Hacker News new | ask | show | jobs
by tw25485966 2005 days ago
> Classifying ISPs as the utility companies they are is the only way to end the gouging and systematic fraud.

This would further entrench them as government-chartered monopolies. Heck, most of the current anti-competitive forces extend from either explicit government monopoly grants or regulatory capture.

Or continue to beg the political process to solve the problems they created when they interfered with the market process.

"There are a thousand hacking at the branches of evil to one who is striking at the root."

1 comments

> This would further entrench them as government-chartered monopolies.

They are going to be entrenched as government-chartered monopolies any way you look at it. ISPs either need a right of way to lay cable or a license to use RF spectrum. Even if you could magically overcome those problems, or are willing to deal with the chaos of removing the applicable regulations, the Internet would become fragmented since the dominant players would freeze competition out of the market. (Recall the olden days of online service providers when everyone's network was independent of everyone else's, and even then it was only regulation of the telephone companies that allowed those service providers to exist.)

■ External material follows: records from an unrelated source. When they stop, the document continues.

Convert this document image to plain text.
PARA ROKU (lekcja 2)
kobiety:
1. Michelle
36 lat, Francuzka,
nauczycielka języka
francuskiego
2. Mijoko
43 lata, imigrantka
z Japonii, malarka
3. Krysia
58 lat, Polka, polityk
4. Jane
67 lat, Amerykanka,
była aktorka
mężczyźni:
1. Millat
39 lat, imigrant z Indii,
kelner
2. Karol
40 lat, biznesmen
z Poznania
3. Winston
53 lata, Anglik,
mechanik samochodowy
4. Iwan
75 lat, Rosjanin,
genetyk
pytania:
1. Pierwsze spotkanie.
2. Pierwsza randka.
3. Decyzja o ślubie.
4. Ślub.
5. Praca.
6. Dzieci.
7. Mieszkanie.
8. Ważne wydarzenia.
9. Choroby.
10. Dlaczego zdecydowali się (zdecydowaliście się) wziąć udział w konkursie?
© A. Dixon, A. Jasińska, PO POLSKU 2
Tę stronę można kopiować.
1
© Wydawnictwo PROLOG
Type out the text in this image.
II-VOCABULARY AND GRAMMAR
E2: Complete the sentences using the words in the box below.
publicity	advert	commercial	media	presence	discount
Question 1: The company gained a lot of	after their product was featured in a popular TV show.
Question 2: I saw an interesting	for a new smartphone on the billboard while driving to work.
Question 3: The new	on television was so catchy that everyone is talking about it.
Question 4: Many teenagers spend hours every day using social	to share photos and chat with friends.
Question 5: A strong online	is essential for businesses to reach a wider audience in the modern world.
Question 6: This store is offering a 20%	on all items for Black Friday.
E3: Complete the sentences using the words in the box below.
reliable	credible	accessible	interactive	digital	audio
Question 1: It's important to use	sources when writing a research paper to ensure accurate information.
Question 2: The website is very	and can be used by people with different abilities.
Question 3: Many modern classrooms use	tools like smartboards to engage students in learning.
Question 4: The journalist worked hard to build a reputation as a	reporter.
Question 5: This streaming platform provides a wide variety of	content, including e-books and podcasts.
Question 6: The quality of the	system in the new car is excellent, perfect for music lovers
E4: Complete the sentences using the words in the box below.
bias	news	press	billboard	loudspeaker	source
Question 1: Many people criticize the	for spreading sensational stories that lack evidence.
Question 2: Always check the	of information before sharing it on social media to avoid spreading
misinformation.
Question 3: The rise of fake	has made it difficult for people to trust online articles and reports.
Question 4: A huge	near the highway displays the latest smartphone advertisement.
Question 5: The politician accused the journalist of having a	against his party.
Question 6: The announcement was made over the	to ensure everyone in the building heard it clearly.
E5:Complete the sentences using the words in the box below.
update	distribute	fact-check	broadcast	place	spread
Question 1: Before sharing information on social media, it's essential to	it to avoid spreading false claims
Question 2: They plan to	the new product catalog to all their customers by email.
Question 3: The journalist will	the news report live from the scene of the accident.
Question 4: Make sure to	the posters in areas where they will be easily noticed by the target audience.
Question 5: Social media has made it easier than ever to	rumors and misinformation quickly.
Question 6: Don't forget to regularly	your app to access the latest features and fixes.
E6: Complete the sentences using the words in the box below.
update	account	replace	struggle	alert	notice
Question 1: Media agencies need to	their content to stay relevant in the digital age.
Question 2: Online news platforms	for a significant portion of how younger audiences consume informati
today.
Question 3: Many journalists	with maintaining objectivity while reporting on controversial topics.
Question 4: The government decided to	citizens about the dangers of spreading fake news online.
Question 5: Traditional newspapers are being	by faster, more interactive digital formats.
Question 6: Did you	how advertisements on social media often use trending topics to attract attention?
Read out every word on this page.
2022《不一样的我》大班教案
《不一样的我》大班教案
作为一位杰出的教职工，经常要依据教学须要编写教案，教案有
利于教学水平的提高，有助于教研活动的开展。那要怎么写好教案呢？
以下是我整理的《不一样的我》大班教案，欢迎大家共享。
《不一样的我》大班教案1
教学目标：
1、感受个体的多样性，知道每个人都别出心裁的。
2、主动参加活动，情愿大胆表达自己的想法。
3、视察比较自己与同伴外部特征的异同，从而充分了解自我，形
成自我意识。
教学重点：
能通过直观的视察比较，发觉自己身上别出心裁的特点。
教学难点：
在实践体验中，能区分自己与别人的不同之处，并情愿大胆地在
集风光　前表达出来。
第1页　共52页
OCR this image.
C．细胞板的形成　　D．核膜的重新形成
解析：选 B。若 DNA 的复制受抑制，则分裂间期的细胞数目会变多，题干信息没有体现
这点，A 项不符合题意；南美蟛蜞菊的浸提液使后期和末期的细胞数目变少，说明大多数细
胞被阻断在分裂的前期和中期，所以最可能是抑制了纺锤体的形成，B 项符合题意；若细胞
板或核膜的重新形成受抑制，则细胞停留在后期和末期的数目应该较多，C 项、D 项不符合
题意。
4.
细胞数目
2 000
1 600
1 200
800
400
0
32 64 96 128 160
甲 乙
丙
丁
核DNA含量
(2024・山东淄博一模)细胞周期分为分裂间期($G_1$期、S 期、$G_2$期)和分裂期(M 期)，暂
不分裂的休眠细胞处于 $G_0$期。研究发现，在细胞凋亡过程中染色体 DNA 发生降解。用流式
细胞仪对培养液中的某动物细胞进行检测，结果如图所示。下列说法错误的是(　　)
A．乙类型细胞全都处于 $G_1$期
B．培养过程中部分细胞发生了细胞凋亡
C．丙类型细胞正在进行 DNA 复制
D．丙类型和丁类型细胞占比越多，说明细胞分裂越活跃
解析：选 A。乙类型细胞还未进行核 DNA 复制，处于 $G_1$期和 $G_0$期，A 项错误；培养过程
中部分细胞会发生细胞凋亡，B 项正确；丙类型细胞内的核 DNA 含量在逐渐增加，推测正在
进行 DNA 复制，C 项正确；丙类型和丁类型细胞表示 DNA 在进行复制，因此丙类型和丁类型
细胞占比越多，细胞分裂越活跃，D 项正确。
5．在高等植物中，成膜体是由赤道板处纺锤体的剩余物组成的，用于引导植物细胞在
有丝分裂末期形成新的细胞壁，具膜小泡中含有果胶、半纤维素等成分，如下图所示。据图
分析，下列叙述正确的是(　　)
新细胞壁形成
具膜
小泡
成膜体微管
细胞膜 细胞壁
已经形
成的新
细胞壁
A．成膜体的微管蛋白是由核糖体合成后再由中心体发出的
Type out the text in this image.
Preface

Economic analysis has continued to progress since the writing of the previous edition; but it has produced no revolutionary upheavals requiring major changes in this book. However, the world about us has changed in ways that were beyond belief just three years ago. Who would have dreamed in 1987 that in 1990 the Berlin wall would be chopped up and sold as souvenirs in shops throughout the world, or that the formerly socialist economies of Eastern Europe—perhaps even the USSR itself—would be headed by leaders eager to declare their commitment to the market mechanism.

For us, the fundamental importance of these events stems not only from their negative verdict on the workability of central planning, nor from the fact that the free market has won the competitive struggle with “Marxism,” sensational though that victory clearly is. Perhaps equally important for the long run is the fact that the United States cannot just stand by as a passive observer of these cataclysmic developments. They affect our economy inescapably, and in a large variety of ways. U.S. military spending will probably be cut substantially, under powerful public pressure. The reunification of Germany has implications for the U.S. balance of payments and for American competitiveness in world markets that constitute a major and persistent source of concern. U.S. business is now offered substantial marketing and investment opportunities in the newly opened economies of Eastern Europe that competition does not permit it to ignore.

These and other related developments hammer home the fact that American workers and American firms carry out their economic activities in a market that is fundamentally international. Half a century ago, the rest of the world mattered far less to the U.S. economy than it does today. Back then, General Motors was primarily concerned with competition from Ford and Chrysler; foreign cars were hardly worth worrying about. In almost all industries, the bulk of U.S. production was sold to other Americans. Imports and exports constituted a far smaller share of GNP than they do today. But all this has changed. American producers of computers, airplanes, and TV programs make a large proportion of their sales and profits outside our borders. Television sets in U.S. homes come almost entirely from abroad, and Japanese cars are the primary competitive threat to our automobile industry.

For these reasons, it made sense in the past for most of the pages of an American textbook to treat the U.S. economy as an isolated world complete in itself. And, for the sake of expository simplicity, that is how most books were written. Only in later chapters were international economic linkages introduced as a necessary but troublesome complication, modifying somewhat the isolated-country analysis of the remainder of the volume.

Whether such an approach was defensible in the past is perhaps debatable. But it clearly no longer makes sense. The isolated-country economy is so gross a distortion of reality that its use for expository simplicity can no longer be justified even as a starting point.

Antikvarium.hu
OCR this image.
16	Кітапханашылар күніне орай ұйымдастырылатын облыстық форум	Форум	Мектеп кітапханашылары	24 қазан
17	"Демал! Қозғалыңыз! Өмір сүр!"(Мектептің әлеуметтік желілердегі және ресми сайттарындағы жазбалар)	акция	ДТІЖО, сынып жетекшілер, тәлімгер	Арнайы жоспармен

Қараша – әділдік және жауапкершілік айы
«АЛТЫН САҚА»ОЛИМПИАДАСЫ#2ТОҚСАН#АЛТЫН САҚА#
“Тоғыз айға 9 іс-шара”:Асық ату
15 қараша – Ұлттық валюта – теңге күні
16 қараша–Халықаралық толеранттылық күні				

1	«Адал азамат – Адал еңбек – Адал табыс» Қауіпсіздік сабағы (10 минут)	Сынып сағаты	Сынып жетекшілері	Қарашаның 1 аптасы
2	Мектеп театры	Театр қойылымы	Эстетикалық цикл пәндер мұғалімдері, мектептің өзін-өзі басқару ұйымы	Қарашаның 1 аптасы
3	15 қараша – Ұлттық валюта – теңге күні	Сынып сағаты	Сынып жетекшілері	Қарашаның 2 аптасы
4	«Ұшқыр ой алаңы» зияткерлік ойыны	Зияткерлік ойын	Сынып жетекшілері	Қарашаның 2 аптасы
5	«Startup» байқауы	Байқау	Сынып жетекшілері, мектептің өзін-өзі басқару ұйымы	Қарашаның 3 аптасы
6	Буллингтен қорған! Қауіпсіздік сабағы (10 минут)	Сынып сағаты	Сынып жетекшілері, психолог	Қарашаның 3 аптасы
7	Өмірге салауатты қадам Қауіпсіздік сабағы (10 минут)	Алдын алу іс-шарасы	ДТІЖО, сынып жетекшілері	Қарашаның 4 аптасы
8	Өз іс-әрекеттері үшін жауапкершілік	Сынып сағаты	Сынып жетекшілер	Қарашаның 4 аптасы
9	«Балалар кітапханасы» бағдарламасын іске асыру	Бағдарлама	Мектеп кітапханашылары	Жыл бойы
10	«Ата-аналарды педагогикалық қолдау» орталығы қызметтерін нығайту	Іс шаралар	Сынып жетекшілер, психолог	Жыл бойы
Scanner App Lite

> ISPs either need a right of way to lay cable or a license to use RF spectrum.

As I understand it, both of those can (and do) support multiple competing services. Further, regulation dealing with scarce (ostensibly government-owned) resources is significantly less anti-competitive than, say, regulation requiring all would-be ISPs to also serve cost-prohibitive rural areas.

Look, I can appreciate the position that a government-granted public monopoly might be better for consumers than a government-granted private monopoly, but consumers might still be better served by removing those government-created barriers to competition.

> the dominant players would freeze competition out of the market

How do you imagine they would achieve that using only market forces?

> it was only regulation of the telephone companies that allowed those service providers to exist

I'm not grasping your argument. Perhaps unrelated to your point, but telephone service was (and largely still is) a government-granted monopoly. And there too, rather than removing those regulatory barriers to competition, the illusion of competition was created by adding more regulations.